Le remboursement des protections menstruelles réutilisables voté

Sur le plan budgétaire, le principe est clair. Le budget de la Sécurité sociale pour 2024 prévoit le remboursement partiel de certaines protections menstruelles réutilisables, notamment les culottes menstruelles et les coupes, pour les femmes de moins de 26 ans ainsi que pour les bénéficiaires de la complémentaire santé solidaire. L’objectif affiché est de réduire le coût des règles et de lutter contre la précarité menstruelle.

Mais dans la pratique, aucune prise en charge n’est aujourd’hui possible. En cause : l’absence du décret d’application indispensable pour définir les modalités concrètes du remboursement. Sans ce texte réglementaire, les produits concernés ne peuvent être référencés et les circuits de remboursement ne peuvent être activés.

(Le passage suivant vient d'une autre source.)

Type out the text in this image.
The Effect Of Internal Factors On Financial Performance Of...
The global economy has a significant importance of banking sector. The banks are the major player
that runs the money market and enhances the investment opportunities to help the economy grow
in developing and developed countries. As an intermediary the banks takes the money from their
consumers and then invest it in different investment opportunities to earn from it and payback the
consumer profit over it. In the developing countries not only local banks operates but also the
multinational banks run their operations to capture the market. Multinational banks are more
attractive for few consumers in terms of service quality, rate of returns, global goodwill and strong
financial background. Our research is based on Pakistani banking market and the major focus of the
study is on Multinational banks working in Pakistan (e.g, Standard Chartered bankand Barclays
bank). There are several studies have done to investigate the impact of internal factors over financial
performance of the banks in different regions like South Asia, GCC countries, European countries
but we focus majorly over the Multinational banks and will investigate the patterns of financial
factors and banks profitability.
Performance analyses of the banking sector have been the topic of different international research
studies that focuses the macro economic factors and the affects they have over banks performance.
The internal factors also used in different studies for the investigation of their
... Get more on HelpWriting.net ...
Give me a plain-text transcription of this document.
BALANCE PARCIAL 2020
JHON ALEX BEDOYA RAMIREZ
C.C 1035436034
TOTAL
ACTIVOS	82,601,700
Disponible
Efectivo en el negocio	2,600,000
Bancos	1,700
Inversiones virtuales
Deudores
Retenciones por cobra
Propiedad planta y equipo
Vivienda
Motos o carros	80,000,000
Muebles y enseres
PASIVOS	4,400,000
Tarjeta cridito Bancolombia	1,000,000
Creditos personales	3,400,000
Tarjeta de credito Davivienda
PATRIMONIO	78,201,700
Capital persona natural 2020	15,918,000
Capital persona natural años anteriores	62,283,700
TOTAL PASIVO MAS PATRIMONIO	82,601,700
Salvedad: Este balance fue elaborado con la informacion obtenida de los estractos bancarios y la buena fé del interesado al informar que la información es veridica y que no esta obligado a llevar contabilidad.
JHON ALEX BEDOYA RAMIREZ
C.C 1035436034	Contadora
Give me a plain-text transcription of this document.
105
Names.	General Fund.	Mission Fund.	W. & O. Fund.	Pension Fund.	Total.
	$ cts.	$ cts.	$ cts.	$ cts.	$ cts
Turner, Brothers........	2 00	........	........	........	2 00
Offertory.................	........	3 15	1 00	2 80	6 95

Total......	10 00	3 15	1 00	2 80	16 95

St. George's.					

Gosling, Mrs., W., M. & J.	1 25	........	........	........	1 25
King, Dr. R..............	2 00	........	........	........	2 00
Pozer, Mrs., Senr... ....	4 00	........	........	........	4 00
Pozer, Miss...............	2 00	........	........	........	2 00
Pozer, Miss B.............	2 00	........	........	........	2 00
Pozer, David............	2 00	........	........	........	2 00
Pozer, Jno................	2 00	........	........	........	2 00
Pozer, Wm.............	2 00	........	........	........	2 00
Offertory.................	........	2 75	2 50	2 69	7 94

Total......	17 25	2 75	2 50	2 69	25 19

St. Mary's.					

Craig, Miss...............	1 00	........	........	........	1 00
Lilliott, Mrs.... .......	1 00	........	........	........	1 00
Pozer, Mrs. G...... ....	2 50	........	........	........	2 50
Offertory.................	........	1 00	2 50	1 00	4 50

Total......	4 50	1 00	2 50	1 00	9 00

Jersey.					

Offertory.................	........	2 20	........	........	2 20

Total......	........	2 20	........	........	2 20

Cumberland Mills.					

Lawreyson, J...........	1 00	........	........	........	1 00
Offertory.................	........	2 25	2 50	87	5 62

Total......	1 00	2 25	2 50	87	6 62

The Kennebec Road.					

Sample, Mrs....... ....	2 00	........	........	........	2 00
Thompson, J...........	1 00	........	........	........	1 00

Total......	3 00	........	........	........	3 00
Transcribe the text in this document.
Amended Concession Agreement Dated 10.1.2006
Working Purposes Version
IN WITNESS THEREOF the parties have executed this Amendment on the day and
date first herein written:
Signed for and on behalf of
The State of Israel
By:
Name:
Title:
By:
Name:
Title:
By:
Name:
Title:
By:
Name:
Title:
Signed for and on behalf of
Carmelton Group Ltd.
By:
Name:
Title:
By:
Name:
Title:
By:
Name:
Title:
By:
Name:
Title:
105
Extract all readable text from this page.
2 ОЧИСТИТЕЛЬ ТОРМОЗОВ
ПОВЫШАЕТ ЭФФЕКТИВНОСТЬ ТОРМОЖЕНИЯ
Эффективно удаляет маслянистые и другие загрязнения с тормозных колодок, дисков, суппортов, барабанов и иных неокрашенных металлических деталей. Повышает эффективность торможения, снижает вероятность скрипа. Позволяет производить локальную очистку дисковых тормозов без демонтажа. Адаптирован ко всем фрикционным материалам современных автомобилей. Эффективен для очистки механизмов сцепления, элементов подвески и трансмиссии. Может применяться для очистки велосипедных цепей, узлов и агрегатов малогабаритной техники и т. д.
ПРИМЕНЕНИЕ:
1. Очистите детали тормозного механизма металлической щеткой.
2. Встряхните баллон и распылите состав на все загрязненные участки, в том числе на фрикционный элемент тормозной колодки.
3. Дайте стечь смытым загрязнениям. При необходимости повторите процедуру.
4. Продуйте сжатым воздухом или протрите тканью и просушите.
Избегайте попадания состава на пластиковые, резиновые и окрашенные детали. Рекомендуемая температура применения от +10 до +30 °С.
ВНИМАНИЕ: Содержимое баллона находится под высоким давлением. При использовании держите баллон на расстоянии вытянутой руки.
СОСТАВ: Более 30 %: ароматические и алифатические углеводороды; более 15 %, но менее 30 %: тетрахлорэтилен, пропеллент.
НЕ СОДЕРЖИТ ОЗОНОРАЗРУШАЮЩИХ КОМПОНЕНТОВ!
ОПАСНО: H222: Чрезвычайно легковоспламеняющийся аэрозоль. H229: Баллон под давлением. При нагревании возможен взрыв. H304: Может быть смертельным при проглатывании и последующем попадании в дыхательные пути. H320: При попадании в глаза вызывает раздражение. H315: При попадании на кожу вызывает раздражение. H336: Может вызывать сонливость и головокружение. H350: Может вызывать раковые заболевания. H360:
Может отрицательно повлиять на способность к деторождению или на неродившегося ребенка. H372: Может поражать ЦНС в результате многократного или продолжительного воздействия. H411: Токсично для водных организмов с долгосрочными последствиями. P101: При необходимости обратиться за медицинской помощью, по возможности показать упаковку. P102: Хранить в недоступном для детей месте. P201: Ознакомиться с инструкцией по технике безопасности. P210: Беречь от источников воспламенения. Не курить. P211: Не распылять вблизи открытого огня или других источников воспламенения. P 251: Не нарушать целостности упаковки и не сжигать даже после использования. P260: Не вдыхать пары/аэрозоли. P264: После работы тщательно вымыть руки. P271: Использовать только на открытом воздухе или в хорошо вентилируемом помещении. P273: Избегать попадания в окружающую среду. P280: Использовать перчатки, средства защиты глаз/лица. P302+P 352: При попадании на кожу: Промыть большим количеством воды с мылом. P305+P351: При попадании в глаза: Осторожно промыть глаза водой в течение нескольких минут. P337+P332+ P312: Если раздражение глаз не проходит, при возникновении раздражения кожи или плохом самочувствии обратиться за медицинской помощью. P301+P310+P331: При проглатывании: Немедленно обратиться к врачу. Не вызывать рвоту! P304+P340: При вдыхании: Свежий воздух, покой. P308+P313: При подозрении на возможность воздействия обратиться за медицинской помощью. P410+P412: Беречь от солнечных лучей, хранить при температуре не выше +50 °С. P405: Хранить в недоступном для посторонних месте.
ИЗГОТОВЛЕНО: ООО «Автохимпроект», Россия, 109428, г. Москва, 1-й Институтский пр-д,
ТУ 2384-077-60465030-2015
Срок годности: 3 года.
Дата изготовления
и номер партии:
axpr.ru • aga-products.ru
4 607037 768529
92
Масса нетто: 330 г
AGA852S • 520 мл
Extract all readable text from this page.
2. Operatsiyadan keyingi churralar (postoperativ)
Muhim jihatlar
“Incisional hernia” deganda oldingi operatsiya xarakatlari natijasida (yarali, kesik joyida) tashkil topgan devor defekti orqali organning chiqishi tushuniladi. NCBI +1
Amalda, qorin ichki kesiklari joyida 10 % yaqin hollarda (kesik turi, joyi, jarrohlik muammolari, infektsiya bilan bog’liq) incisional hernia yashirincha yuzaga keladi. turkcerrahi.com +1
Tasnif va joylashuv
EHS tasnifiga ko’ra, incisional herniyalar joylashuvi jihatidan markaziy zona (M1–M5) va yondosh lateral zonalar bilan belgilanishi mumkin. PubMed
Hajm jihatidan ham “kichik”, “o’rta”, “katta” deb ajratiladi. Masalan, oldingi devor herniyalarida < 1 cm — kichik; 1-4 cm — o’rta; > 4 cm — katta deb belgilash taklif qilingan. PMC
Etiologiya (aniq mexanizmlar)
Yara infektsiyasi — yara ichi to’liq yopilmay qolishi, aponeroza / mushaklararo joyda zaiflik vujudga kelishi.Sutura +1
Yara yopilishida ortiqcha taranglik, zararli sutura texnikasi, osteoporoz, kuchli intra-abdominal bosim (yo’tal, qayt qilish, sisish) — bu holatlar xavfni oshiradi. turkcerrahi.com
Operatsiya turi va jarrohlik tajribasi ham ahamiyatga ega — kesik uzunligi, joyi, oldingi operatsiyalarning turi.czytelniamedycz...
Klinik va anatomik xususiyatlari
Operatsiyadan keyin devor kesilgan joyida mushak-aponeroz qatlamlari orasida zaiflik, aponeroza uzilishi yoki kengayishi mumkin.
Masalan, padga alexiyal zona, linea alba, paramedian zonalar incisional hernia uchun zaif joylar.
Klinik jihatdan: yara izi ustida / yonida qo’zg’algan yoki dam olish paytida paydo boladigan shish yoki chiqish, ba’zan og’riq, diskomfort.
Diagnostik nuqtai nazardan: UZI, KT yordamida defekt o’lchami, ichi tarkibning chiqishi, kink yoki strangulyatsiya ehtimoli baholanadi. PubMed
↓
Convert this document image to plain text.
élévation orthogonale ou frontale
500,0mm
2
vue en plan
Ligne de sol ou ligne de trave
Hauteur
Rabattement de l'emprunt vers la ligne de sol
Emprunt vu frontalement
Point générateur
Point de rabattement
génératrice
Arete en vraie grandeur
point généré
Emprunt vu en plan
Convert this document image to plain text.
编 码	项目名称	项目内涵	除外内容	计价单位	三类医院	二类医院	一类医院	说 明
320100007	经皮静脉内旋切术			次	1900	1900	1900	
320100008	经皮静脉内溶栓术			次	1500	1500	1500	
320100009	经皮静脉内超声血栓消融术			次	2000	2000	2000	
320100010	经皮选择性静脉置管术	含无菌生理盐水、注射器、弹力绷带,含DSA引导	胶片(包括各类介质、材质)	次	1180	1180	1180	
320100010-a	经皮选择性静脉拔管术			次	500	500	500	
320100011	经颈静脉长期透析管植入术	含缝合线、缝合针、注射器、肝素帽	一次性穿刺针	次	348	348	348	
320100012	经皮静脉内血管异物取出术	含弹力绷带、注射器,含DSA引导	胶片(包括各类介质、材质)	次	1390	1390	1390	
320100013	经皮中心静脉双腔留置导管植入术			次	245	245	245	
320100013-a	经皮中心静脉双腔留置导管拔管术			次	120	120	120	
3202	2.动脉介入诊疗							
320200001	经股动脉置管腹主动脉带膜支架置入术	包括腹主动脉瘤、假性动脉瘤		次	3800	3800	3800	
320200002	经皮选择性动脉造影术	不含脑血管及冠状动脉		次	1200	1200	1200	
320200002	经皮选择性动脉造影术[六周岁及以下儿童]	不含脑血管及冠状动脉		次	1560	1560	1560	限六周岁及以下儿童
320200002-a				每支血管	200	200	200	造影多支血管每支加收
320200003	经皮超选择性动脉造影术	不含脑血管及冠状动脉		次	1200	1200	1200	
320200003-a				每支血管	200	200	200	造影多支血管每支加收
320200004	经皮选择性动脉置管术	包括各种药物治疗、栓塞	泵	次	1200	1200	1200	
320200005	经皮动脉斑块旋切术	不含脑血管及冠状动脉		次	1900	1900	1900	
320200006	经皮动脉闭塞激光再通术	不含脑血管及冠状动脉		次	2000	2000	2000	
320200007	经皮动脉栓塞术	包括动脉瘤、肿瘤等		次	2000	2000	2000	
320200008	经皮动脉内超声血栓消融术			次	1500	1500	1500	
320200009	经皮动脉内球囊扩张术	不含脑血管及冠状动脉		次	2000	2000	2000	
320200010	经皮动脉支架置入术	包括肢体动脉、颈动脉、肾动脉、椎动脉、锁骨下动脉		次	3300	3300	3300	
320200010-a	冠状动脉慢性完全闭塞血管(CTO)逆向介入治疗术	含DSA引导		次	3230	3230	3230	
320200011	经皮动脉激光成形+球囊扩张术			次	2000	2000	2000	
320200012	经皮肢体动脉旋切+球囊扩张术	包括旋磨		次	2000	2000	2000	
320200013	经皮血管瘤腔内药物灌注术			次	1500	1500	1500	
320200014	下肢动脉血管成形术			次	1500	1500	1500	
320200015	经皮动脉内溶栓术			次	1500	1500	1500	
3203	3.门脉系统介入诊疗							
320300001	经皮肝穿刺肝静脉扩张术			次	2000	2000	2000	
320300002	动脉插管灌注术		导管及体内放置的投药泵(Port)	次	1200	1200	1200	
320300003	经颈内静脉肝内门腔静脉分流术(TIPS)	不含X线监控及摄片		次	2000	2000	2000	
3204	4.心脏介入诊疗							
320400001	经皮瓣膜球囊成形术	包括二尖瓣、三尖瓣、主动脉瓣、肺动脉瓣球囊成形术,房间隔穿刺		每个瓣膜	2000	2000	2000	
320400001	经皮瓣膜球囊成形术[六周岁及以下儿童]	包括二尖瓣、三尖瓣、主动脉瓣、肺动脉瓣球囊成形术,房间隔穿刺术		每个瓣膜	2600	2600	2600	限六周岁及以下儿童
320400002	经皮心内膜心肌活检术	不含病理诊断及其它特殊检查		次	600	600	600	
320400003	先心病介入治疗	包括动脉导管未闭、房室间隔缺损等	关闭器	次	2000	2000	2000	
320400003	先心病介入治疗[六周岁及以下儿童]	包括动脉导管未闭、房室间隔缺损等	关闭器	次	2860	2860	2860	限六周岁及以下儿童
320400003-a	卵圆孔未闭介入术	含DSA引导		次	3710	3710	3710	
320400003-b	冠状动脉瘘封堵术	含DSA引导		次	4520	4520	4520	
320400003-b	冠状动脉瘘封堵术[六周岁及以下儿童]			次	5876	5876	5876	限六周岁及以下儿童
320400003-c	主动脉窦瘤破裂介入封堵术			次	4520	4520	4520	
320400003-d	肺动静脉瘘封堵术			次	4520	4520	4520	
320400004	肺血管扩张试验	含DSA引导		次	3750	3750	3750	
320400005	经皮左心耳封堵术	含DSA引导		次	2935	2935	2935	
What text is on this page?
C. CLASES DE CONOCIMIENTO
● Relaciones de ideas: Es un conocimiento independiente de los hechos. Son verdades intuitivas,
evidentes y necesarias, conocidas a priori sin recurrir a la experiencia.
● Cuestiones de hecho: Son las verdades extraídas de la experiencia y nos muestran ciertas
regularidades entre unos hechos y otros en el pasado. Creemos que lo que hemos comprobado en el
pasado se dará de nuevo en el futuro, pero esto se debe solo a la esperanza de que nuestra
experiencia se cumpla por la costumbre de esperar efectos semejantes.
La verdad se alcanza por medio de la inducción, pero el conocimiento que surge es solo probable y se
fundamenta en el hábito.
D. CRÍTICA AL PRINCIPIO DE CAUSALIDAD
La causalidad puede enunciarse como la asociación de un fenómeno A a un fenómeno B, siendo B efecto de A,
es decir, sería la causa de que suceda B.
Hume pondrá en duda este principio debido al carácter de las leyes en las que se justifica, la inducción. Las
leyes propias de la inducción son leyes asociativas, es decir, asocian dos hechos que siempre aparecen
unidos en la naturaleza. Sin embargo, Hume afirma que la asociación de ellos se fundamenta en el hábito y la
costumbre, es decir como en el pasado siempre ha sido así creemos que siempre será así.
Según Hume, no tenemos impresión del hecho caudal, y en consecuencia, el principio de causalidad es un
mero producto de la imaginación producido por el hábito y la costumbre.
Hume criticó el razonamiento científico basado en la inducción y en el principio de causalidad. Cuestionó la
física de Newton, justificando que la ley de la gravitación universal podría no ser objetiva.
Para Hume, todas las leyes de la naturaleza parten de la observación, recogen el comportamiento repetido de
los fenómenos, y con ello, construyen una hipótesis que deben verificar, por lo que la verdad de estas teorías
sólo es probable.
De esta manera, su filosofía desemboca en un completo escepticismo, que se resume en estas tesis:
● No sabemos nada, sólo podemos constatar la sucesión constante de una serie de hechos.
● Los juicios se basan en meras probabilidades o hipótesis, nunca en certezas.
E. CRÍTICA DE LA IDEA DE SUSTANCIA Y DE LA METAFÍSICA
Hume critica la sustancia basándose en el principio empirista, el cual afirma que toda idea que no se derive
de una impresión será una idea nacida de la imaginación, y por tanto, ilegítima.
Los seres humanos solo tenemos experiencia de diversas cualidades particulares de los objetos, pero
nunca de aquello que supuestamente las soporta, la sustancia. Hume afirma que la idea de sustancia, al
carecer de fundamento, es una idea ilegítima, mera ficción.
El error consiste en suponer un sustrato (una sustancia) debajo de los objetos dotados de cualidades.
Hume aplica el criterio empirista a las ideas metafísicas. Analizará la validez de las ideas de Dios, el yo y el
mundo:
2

Ce décalage entre l’annonce politique et la réalité administrative nourrit un sentiment de flou, y compris chez les professionnels de santé, qui ne disposent d’aucune consigne opérationnelle.

Lettre ouverte au gouvernement : les fabricants dénoncent un remboursement bloqué

C’est ce décalage entre l’annonce budgétaire et la réalité qui a poussé plusieurs acteurs du secteur à sortir de leur réserve. Dans une lettre ouverte envoyée à plusieurs ministères le 13 janvier et consultée par l’AFP vendredi 30 janvier, Léocadie Raymond, Pauline de Sentenac et Marion Goilav, dirigeantes d’entreprises fabriquant des protections menstruelles durables, interpellent directement l’exécutif.

Dans ce courrier, elles évoquent une « urgence sanitaire et sociale » et rappellent que l’absence de décret empêche l’accès à des protections adaptées pour un large public. Les signataires insistent sur le fait que les entreprises sont prêtes : les produits existent, les capacités de production sont disponibles et les circuits de distribution sont opérationnels.

Selon elles, le blocage n’est ni industriel ni financier, mais exclusivement administratif, alors même que la mesure est inscrite dans le cadre budgétaire depuis plus d’un an.

Pouvoir d’achat et santé : pourquoi l’absence de remboursement pèse encore

Pour les consommatrices, les conséquences sont concrètes. La précarité menstruelle reste un phénomène massif en France, touchant particulièrement les étudiantes et les femmes en situation de fragilité économique. Plusieurs estimations régulièrement citées par les pouvoirs publics évoquent près de 4 millions de femmes confrontées à des difficultés d’accès aux protections périodiques.

Sans remboursement, le coût des protections menstruelles continue de peser sur le budget mensuel, avec parfois des arbitrages contraints au détriment de la santé ou de la vie quotidienne. Le dispositif inscrit dans le budget 2024 devait constituer une réponse structurelle, en intégrant ces produits dans le champ du droit commun de la santé.

L’absence de décret prolonge ainsi une situation d’inégalité d’accès, malgré une décision politique officiellement actée.

Protections réutilisables : ce que le retard du décret change pour les consommatrices

Au-delà du remboursement, le flou réglementaire freine aussi l’adoption des protections réutilisables. Ces produits, conçus pour durer plusieurs années, sont souvent présentés comme plus rentables à long terme que les protections jetables.

Faute de cadre clair et de prise en charge effective, de nombreuses consommatrices hésitent encore à franchir le pas. Du côté des fabricants, l’incertitude complique les investissements et la visibilité économique, alors que la demande potentielle existe.

Le retard du décret ne bloque donc pas seulement un remboursement : il ralentit l’émergence d’une alternative durable, tant sur le plan économique qu’environnemental.